1. Hukuk Dairesi 2019/808 E. , 2019/1679 K.
"İçtihat Metni"MAHKEMESİ :ASLİYE HUKUK MAHKEMESİ
DAVA TÜRÜ : TAPU İPTALİ VE TESCİL - TENKİS
Taraflar arasında görülen tapu iptali ve tescil, tenkis davası sonunda, yerel mahkemece davanın kabulüne ilişkin olarak verilen karar davalı vekili tarafından yasal süre içerisinde temyiz edilmiş olmakla dosya incelendi, Tetkik Hakimi ..."un raporu okundu, açıklamaları dinlendi, gereği görüşülüp düşünüldü;
-KARAR-
Dava, muris muvazaası hukuksal nedenine dayalı tapu iptali ve tescil, olmadığı takdirde tenkis isteğine ilişkindir.
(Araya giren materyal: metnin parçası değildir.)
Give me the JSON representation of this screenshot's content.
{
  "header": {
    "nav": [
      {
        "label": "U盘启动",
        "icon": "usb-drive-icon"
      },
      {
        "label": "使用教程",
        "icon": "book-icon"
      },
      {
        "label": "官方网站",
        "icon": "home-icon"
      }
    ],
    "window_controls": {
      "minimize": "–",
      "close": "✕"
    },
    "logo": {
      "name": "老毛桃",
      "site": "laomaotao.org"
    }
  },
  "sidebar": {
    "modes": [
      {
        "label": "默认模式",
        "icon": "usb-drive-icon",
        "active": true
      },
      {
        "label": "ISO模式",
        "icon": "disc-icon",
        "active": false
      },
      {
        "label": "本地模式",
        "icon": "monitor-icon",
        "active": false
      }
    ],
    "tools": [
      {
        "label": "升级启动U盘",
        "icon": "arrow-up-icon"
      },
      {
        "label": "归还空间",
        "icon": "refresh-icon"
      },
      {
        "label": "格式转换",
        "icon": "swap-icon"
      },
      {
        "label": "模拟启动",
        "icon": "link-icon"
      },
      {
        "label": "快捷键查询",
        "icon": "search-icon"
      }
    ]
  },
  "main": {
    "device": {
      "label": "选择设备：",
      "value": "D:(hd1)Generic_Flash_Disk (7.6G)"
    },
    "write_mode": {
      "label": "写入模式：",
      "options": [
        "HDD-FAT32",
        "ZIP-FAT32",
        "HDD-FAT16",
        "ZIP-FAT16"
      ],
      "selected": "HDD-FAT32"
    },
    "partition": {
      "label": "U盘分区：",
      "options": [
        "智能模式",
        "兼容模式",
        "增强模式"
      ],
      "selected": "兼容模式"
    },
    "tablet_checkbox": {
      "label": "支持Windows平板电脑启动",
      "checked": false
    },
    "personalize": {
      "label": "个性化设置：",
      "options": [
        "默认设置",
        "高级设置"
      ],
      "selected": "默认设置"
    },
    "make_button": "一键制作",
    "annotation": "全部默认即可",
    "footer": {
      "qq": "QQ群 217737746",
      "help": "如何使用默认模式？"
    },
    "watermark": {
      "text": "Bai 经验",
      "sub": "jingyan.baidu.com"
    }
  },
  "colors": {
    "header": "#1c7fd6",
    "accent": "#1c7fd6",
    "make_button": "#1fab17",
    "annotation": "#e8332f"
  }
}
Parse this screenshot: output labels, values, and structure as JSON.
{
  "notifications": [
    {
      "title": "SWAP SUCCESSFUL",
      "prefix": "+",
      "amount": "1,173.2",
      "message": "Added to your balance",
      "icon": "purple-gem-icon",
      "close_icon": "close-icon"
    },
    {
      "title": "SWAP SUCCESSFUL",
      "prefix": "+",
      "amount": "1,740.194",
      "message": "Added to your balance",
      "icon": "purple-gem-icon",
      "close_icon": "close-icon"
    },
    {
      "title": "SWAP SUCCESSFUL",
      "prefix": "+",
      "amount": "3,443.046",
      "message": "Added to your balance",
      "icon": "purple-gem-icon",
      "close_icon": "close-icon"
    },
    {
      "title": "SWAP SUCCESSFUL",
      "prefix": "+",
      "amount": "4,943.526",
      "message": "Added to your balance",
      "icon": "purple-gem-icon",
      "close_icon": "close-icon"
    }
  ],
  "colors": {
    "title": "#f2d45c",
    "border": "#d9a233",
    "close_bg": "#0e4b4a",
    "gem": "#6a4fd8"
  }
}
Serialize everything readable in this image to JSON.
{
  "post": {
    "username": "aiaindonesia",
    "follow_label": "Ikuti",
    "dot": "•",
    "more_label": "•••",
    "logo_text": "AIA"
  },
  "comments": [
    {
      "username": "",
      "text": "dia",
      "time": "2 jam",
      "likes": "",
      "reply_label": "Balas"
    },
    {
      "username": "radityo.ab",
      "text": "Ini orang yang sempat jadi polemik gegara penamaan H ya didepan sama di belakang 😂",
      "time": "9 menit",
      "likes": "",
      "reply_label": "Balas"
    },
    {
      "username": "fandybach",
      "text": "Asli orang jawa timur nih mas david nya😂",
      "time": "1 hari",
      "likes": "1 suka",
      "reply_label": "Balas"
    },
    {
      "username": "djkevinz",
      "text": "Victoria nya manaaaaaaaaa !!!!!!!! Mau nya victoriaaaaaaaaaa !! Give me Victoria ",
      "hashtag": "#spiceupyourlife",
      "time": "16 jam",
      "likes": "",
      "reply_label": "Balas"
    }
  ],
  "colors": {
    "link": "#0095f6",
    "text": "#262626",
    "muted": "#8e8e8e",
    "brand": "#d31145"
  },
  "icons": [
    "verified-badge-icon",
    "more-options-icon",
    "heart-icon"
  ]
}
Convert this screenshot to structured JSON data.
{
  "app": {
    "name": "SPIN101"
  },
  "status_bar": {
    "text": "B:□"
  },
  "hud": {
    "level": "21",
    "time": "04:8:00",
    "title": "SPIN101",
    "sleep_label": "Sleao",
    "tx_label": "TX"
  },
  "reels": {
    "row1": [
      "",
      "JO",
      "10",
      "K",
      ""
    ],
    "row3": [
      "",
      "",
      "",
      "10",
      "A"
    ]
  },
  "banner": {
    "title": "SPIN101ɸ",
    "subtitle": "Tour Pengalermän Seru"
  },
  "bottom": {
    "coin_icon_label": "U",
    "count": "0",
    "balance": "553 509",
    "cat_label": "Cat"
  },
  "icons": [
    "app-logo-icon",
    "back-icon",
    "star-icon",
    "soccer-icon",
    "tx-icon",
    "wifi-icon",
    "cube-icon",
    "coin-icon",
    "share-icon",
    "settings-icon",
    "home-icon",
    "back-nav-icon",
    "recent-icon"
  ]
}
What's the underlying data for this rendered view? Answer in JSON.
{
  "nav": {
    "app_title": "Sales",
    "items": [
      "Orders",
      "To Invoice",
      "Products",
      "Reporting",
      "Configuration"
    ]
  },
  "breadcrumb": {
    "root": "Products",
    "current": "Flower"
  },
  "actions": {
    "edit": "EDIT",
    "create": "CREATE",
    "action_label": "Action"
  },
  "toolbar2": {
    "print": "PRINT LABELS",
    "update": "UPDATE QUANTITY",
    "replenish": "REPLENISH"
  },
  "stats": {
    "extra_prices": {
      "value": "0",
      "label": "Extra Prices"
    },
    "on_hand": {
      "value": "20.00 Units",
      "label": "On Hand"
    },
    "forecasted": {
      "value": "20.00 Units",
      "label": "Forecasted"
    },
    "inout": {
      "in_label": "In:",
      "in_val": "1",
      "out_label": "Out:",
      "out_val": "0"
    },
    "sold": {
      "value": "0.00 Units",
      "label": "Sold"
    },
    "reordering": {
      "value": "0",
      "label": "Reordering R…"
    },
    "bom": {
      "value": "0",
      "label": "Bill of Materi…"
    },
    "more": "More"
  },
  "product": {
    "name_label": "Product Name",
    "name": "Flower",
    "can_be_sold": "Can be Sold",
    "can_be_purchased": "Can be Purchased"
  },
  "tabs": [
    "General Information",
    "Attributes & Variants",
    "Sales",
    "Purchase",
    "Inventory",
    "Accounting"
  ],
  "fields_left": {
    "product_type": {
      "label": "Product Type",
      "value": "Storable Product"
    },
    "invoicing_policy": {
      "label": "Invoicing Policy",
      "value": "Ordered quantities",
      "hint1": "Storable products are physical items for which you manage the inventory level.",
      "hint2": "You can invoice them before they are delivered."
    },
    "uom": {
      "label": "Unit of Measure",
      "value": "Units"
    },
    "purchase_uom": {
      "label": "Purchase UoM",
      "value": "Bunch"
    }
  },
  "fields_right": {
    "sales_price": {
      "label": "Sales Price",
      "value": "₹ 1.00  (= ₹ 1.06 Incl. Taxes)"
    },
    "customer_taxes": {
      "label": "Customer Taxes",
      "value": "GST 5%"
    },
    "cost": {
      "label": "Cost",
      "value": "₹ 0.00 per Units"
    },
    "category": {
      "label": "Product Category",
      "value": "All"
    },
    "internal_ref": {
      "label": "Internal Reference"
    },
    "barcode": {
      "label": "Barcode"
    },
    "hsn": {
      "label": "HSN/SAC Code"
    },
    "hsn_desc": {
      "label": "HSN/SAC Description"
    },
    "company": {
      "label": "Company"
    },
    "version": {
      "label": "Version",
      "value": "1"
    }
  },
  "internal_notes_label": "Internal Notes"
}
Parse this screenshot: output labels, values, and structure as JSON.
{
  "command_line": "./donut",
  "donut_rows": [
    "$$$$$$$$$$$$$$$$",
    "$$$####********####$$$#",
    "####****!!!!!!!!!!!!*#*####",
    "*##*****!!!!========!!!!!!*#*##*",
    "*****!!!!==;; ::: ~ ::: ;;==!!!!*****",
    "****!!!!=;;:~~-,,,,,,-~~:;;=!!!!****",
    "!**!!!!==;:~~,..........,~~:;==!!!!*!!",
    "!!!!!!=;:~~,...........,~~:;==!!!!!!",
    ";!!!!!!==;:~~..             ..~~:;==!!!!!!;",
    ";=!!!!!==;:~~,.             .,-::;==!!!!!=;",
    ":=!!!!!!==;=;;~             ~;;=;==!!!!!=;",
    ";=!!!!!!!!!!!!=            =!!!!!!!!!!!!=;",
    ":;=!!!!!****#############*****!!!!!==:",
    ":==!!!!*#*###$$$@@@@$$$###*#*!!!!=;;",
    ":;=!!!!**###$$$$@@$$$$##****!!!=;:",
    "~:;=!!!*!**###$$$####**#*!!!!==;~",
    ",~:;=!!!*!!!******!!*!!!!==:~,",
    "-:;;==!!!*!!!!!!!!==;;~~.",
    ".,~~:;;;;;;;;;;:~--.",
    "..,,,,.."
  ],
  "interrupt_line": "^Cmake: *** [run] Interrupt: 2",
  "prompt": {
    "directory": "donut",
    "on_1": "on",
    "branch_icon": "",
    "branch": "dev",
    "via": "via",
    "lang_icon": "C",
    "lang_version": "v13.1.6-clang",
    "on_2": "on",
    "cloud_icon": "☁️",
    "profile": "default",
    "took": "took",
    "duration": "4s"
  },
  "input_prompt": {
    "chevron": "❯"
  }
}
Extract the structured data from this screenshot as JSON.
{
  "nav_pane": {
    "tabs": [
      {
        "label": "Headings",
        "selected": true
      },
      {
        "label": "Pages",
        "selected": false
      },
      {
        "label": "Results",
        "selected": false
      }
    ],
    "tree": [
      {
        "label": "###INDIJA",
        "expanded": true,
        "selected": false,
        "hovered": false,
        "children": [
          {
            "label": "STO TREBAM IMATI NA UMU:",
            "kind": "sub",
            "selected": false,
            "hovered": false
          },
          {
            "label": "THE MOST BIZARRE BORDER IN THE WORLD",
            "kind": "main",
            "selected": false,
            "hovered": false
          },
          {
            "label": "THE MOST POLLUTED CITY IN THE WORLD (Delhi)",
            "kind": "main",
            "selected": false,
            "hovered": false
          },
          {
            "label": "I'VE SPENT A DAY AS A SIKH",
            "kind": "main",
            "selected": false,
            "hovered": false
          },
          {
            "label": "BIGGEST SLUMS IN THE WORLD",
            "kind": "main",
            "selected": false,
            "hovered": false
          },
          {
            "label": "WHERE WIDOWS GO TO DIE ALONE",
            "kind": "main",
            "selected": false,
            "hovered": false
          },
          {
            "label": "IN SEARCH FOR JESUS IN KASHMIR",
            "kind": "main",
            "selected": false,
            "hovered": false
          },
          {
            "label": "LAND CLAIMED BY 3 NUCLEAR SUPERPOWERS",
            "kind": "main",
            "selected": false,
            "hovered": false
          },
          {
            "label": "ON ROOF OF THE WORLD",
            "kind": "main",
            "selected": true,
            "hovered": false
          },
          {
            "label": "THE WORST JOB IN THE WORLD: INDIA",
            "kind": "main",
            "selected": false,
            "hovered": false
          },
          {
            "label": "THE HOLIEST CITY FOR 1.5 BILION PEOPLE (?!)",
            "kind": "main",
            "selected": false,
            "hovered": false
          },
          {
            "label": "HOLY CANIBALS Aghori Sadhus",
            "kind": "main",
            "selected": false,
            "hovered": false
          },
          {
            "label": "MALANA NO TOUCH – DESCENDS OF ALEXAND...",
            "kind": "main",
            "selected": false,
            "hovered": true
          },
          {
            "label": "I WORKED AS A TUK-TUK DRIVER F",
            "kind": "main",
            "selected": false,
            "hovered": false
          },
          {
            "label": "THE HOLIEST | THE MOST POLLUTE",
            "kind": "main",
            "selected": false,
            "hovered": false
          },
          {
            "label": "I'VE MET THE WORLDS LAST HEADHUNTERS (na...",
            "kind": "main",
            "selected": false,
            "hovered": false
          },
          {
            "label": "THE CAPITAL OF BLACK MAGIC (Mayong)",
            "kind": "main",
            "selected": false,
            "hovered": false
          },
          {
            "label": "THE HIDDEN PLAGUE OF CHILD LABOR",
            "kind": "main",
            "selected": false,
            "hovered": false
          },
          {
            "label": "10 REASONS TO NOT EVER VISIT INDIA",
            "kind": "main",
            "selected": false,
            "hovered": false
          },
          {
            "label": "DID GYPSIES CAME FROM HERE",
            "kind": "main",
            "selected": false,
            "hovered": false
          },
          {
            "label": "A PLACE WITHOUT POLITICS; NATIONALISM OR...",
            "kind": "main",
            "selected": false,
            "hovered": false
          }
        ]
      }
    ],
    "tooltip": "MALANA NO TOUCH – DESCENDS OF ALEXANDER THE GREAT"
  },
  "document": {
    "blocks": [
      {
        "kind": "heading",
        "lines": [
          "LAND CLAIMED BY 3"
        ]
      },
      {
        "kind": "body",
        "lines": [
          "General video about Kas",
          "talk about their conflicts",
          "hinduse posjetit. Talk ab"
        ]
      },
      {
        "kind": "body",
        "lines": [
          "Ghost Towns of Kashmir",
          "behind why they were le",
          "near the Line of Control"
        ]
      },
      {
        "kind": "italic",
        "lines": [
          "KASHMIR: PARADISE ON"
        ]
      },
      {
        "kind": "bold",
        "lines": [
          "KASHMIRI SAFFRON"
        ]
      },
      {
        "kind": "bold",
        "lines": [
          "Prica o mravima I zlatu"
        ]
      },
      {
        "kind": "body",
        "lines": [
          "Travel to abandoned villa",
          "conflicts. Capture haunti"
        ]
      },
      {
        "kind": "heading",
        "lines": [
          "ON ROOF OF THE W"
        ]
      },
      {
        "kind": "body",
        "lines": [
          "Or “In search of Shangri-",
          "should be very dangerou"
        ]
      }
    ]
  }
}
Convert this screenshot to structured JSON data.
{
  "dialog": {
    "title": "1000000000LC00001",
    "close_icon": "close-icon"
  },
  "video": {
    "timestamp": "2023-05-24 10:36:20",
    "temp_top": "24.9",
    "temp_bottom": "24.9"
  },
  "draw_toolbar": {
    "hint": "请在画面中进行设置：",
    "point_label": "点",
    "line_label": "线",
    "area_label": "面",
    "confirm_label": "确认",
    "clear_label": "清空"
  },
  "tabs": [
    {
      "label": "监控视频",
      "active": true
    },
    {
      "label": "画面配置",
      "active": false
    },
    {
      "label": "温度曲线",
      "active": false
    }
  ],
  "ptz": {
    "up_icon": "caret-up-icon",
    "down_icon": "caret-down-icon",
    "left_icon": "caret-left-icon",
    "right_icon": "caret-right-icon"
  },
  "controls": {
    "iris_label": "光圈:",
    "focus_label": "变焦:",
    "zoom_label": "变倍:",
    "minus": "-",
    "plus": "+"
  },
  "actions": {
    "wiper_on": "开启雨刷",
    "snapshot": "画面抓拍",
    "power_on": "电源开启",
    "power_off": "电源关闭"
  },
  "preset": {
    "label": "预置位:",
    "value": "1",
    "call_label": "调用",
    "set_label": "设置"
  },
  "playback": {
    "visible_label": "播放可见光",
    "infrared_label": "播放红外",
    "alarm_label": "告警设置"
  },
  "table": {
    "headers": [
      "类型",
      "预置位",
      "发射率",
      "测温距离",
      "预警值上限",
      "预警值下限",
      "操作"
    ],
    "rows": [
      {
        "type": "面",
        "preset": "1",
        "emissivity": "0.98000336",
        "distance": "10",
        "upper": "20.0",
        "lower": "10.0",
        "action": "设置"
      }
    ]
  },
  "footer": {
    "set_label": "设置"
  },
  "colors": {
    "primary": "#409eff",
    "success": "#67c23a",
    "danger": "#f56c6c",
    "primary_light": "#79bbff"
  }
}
Davacı, mirasbırakan babası ...’ın 5885, 6381 ve 4814 parsel sayılı taşınmazları muvazaalı olarak davalıya devrettiğini, mirasbırakanın temlikin muvazaalı olduğu iddiası ile davalı aleyhine dava açtığını ancak yargılama aşamasında öldüğünü mirasbırakanın taşınmazları satmasını gerektirir bir ihtiyacı olmadığı gibi davalının da taşınmazları alacak ekonomik gücü bulunmadığını, taşınmazların satış değerlerinin düşük olduğunu ileri sürerek tapu kaydının iptali ile miras payı oranında adına tesciline, olmadığı takdirde tenkisine karar verilmesini istemiştir.
Davalı, zamanaşımının geçtiğini, mirasbırakanın davacıdan mal kaçırma amacının olmadığını, mirasbırakanın paraya ihtiyacı olduğunu, taşınmazları babasının birikimleri ve annesinin altınları ile satın aldığını belirterek davanın reddini savunmuştur.
Mahkemece, davanın kabulüne karar verilmiştir.
Dosya içeriği ve toplanan delillerden; mirasbırakan ...’ın 14.11.2013 tarihinde öldüğü, geriye mirasçı olarak kızı ...ve oğlu ...’nın kaldıkları, mirasbırakanın 16.09.2009 tarihinde dava konusu 5885, 4814 ve 6381 parsel sayılı taşınmazları kızı Yaşar’ın kızı olan torunu Şerif’e satış suretiyle temlik ettiği, ...Asliye Hukuk Mahkemesinin 2013/305 esas dosyasında mirasbırakanın 5885, 4814 ve 6381 parsel sayılı taşınmazları yaşlılık aylığı alabilmek için torunu Şerif’e muvazaalı olarak devrettiğini, maaş alamayınca geri istediğini, ancak vermediğini ileri sürerek Şerif aleyhine tapu iptal ve tescil davası açtığı, mahkemece taraflarca takip edilmeyen davanın işlemden kaldırıldığı ve açılmamış sayılmasına karar verdiği anlaşılmaktadır.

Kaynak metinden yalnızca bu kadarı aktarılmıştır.